Jeśli podobnie jak my, zakochałyście się w pożądanych ostatnio makijażach inspirowanych espresso lub latte, ten najnowszy trend na pewno przypadnie wam do gustu. Mowa o Cinamonn Roll Makeup, który dosłownie nawiązuje do jesiennej estetyki cynamonek, a szczególnie do ich aromatycznej przyprawy. Inspiracją do wykonania tego typu makijażu są ciepłe odcienie brązu, wpadające w odcień korzenny, piernikowy, miedziany i złoty. Poza lekko podkreślonym okiem, istotny jest tutaj subtelny róż w ciepłej tonacji i bronzer, który uwydatni kości policzkowe. Wisienką na torcie z kolei pozostają usta - błyszcząca lub satynowa pomadka, którą dobieramy w podobnym odcieniu, co cienie do powiek. Prawdziwą mistrzynią tego trendu jest Hailey Bieber, która od lat perfekcyjnie wplata ciepłe odcienie brązu w zmysłowy, ale nadal lekki i dziewczęcy makijaż.

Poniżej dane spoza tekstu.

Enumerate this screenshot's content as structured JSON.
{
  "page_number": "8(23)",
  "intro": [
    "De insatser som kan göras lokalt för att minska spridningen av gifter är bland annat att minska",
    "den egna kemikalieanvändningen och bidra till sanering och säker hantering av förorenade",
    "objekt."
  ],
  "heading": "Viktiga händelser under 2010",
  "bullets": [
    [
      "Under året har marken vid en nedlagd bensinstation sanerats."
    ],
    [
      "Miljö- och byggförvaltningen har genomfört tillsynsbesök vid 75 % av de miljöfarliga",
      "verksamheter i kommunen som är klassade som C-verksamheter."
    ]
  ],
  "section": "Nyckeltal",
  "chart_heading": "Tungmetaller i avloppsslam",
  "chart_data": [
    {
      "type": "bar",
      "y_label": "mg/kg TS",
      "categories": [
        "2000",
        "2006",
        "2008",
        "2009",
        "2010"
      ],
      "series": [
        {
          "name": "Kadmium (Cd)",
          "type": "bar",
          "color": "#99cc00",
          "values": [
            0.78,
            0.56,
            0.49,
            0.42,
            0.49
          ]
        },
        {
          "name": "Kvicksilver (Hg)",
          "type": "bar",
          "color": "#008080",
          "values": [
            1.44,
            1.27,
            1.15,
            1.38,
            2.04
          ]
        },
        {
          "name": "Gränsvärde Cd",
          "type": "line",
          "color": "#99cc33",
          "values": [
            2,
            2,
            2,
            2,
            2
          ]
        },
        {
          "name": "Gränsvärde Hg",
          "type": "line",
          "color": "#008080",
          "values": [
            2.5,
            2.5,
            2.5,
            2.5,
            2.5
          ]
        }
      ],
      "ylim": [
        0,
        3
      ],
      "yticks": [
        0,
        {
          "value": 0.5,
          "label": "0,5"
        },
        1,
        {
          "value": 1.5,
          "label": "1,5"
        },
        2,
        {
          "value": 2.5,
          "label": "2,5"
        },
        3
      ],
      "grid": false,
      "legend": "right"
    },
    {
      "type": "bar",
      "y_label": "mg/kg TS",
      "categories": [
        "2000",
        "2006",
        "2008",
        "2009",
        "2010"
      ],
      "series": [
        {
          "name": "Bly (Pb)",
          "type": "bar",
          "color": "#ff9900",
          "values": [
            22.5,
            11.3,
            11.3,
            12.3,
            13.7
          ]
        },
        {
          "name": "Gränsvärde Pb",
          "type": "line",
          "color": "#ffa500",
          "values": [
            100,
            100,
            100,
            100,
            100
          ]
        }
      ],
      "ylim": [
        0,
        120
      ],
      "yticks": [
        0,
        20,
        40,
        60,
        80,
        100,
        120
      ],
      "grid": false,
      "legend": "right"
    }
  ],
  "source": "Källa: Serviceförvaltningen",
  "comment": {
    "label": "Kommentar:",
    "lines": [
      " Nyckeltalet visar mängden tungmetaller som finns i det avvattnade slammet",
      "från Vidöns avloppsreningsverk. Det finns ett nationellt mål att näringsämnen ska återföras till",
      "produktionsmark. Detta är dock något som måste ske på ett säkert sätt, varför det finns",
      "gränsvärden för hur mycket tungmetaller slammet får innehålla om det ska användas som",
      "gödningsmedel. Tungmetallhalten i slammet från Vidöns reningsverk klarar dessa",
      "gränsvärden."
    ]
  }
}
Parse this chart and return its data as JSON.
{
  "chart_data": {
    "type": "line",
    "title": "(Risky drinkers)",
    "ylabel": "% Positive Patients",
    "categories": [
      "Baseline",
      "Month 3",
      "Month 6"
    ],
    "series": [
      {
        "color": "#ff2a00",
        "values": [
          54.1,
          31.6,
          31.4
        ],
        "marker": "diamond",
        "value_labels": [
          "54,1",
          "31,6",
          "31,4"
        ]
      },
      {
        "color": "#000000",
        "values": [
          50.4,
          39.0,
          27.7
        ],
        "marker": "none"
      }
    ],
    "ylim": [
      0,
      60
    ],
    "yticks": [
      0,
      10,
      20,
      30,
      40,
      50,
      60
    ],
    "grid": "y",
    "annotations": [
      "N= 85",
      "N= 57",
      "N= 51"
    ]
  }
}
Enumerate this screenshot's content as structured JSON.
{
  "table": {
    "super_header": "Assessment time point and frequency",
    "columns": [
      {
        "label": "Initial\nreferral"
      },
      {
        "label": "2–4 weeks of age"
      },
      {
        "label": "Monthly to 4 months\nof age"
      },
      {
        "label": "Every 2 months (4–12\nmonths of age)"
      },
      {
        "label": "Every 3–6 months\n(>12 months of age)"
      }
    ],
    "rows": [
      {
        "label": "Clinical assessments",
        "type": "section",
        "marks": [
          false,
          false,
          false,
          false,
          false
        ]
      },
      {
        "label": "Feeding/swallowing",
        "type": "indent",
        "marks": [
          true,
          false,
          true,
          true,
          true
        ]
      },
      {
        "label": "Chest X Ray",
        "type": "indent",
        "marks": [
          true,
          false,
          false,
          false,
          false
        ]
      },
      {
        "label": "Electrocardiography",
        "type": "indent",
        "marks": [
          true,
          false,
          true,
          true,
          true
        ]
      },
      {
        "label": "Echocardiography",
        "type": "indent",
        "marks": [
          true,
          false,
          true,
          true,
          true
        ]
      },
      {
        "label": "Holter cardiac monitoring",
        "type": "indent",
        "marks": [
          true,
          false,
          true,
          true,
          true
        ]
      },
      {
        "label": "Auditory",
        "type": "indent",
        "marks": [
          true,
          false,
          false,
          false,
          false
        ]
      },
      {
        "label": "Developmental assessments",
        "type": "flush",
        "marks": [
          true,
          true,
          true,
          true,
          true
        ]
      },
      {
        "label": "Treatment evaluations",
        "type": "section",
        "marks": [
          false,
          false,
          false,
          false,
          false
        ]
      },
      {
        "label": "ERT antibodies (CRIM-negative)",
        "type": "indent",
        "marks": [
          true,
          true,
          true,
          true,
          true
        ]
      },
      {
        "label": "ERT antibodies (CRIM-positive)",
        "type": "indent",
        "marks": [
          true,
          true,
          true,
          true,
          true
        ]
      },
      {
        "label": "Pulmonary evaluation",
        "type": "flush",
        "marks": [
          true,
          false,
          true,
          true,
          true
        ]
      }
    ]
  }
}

Przypudrowane oko, cienkie brwi i wyrazisty róż - to estetyka, którą znamy od dawna. Kultowy makijaż w stylu Y2K skupiał się na kontrastowym podkreśleniu oka jasnymi, niemalże pudrowymi odcieniami. Fenomen tego makijażu tkwił w technice - cień nakładano na całą powiekę, rysowano cienką linię brwi, a usta podkreślano jasną, kremową pomadką. Trend z lat 2000. wraca teraz w wielkim stylu - w wydaniu zimowym należy pamiętać o dodaniu większej ilości różu, szczególnie w jasnych, niemalże cukierkowych odcieniach, które mają przypominać wygląd zaczerwienionej od zimna skóry.
Niezawodnym wyborem na świąteczne okazje jest również makijaż z wyraźnym akcentem na czerwone usta, które są jego kluczowym elementem. Do jego wykonania potrzebujemy konturówkę oraz szminkę, najlepiej w odcieniu krwistej lub przygaszonej czerwieni. Jeśli wolicie bardziej podkręconą wersję, postawcie na efekt ombre - w tym przypadku warto sięgnąć po ciemniejszą konturówkę, którą delikatnie rozblendujecie z pomadką, tworząc efekt płynnego przejścia. Czerwone usta zwracają największą uwagę, dlatego możemy zrezygnować z domalowywania kresek eyelinerem i mocnego podkreślania oka, by uzyskać świeży i lekki wygląd.